According to Associate Professor in Property and Consumer Law at Aarhus University, Anne-Dorte Bruun Nielsen, the paragraph is one of several prohibitions in the Marketing Act, which the companies are in breach of:
“That of Israel and the occupied territories is a special situation, as it is not a case of domestic political circumstances but of one country occupying another, with all the consequences that follow. . It is documented that both the Danish Government and the UN have a clear position on how one should deal with this reality.
From an ethical standpoint, the travel agencies in question are not handling this properly,” she says and adds:
“This is particularly offensive in the case of those travel agencies which directly and explicitly say they comply with ethical standards and are committed to looking after the local population’s interests.
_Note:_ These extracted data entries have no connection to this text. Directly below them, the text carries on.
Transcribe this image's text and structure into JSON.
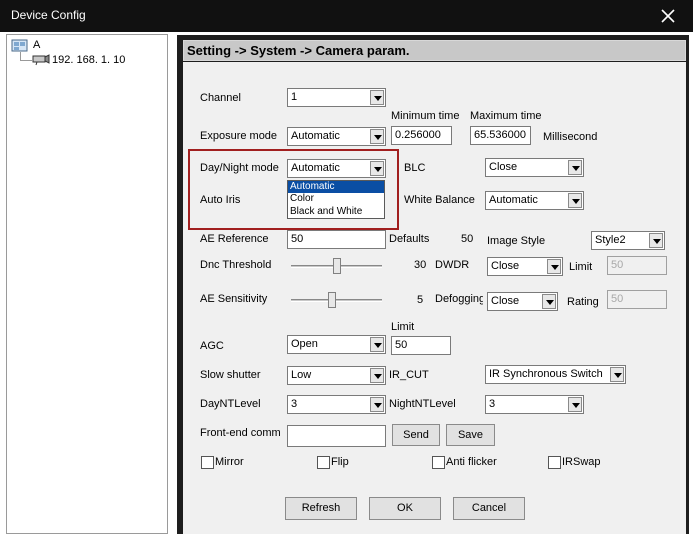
{
  "window": {
    "title": "Device Config"
  },
  "tree": {
    "root_label": "A",
    "device_label": "192. 168. 1. 10"
  },
  "panel": {
    "header": "Setting -> System -> Camera param."
  },
  "form": {
    "channel": {
      "label": "Channel",
      "value": "1"
    },
    "exposure": {
      "label": "Exposure mode",
      "value": "Automatic",
      "min_time_header": "Minimum time",
      "max_time_header": "Maximum time",
      "min_time": "0.256000",
      "max_time": "65.536000",
      "unit": "Millisecond"
    },
    "day_night": {
      "label": "Day/Night mode",
      "value": "Automatic",
      "options": [
        "Automatic",
        "Color",
        "Black and White"
      ]
    },
    "blc": {
      "label": "BLC",
      "value": "Close"
    },
    "auto_iris": {
      "label": "Auto Iris"
    },
    "white_balance": {
      "label": "White Balance",
      "value": "Automatic"
    },
    "ae_reference": {
      "label": "AE Reference",
      "value": "50",
      "defaults_label": "Defaults",
      "defaults_value": "50"
    },
    "image_style": {
      "label": "Image Style",
      "value": "Style2"
    },
    "dnc_threshold": {
      "label": "Dnc Threshold",
      "value": "30",
      "level": 0.5
    },
    "dwdr": {
      "label": "DWDR",
      "value": "Close",
      "limit_label": "Limit",
      "limit_value": "50"
    },
    "ae_sensitivity": {
      "label": "AE Sensitivity",
      "value": "5",
      "level": 0.45
    },
    "defogging": {
      "label": "Defogging",
      "value": "Close",
      "rating_label": "Rating",
      "rating_value": "50"
    },
    "agc": {
      "label": "AGC",
      "value": "Open",
      "limit_label": "Limit",
      "limit_value": "50"
    },
    "slow_shutter": {
      "label": "Slow shutter",
      "value": "Low"
    },
    "ir_cut": {
      "label": "IR_CUT",
      "value": "IR Synchronous Switch"
    },
    "day_nt_level": {
      "label": "DayNTLevel",
      "value": "3"
    },
    "night_nt_level": {
      "label": "NightNTLevel",
      "value": "3"
    },
    "front_end": {
      "label": "Front-end comm",
      "value": "",
      "send_label": "Send",
      "save_label": "Save"
    },
    "checkboxes": {
      "mirror": "Mirror",
      "flip": "Flip",
      "anti_flicker": "Anti flicker",
      "irswap": "IRSwap"
    }
  },
  "footer": {
    "refresh": "Refresh",
    "ok": "OK",
    "cancel": "Cancel"
  },
  "colors": {
    "titlebar": "#111111",
    "panel_frame": "#1e1e1e",
    "highlight": "#a11f1f",
    "selection": "#0a4ea4"
  }
}
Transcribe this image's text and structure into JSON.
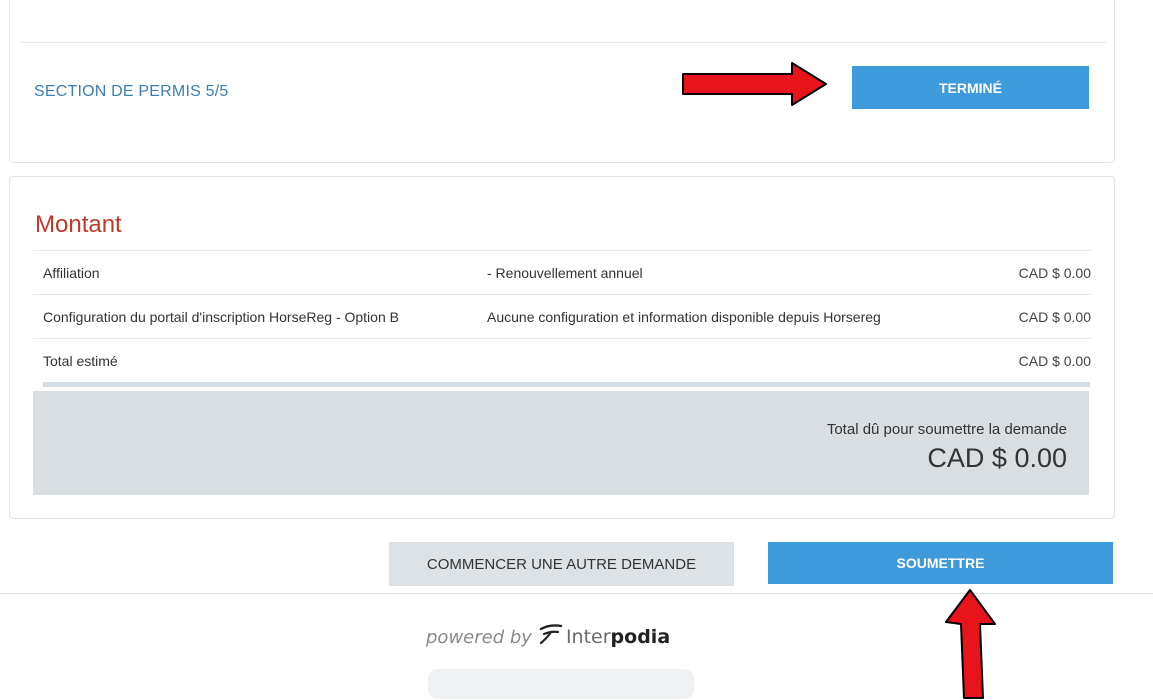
{
  "permit_section": {
    "label": "SECTION DE PERMIS 5/5",
    "done_button": "TERMINÉ"
  },
  "amount": {
    "title": "Montant",
    "rows": [
      {
        "item": "Affiliation",
        "description": "- Renouvellement annuel",
        "price": "CAD $ 0.00"
      },
      {
        "item": "Configuration du portail d'inscription HorseReg - Option B",
        "description": "Aucune configuration et information disponible depuis Horsereg",
        "price": "CAD $ 0.00"
      },
      {
        "item": "Total estimé",
        "description": "",
        "price": "CAD $ 0.00"
      }
    ],
    "due_label": "Total dû pour soumettre la demande",
    "due_amount": "CAD $ 0.00"
  },
  "actions": {
    "new_request": "COMMENCER UNE AUTRE DEMANDE",
    "submit": "SOUMETTRE"
  },
  "footer": {
    "powered_by": "powered by",
    "brand_a": "Inter",
    "brand_b": "podia"
  },
  "colors": {
    "primary": "#3e9bdb",
    "accent_red": "#c0392b",
    "annotation_arrow": "#e8141b"
  }
}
As a consumer, I would feel outright deceived.”

Marketing promotes the Israeli position

During the length of the conflict, Israel has occupied a number of areas, the Syrian Golan Heights and the Palestinian West Bank among others, which the international community does not recognise as under Israeli rule. Therefore, the travel agencies’ marketing can be a problematic production beyond deceptive marketing, according to Associate Professor and expert in International Relations, Ole Wæver:
“A political and moral problem of this incorrect marketing is that the travel companies participate in promoting the Israeli narrative about the conflict, which is contrary to the interpretation of, among other bodies, the UN General Assembly and the Danish parliament”, he states.
“If Israel succeeded in attempts to reframe important aspects of the political and historical reality of the occupation, this could make the occupation and annexation of Palestinian territories invisible and, in the long term, prevent a peaceful solution.”

Settlements and kibbutzim

The travel agencies featured in the report ‘Tourism on stolen land’ organise trips to destinations in the West Bank, which is Israeli occupied territory; the historical site of Qumran, managed by the Israel Nature and Parks Authority; Israeli settlements in the Syrian Golan Heights; and also Israeli settlements in the West Bank, which situation is described by the international community as one of the biggest obstacles to peace in the Middle East.

Travel company Unitas describes the settlements to DanWatch as kibbutzim:
“On our individual travel packages, we also offer kibbutz stays, and here I can read from your description that we do not clearly describe that ’this kibbutz is an illegal settlement’. The information will of course be corrected  –  because unfortunately there are not many other accommodation options in some areas other than these kibbutzim”, says Klaus Boe Østergaard from Unitas.

Some of the travel companies which are less discerning in their marketing choices for trips to conflict areas will now change the wording of their material. Tikva Travel answers Danwatch’s request by stating that the agency had not considered the dilemma before, but now wants to rectify some of the travel descriptions:
“Following your mail, we will insert a link to Wikipedia in our mentions of city trips to Jerusalem and round trips, so people can seek more information if they wish. We will also update the description of round trips accordingly and insert a link to the  Wikipedia on of the mention of Katzrin, if necessary with a parenthesis ’(located in the annexed Golan Heights)’ says Mette White Hansen of Tikva Travel to Danwatch.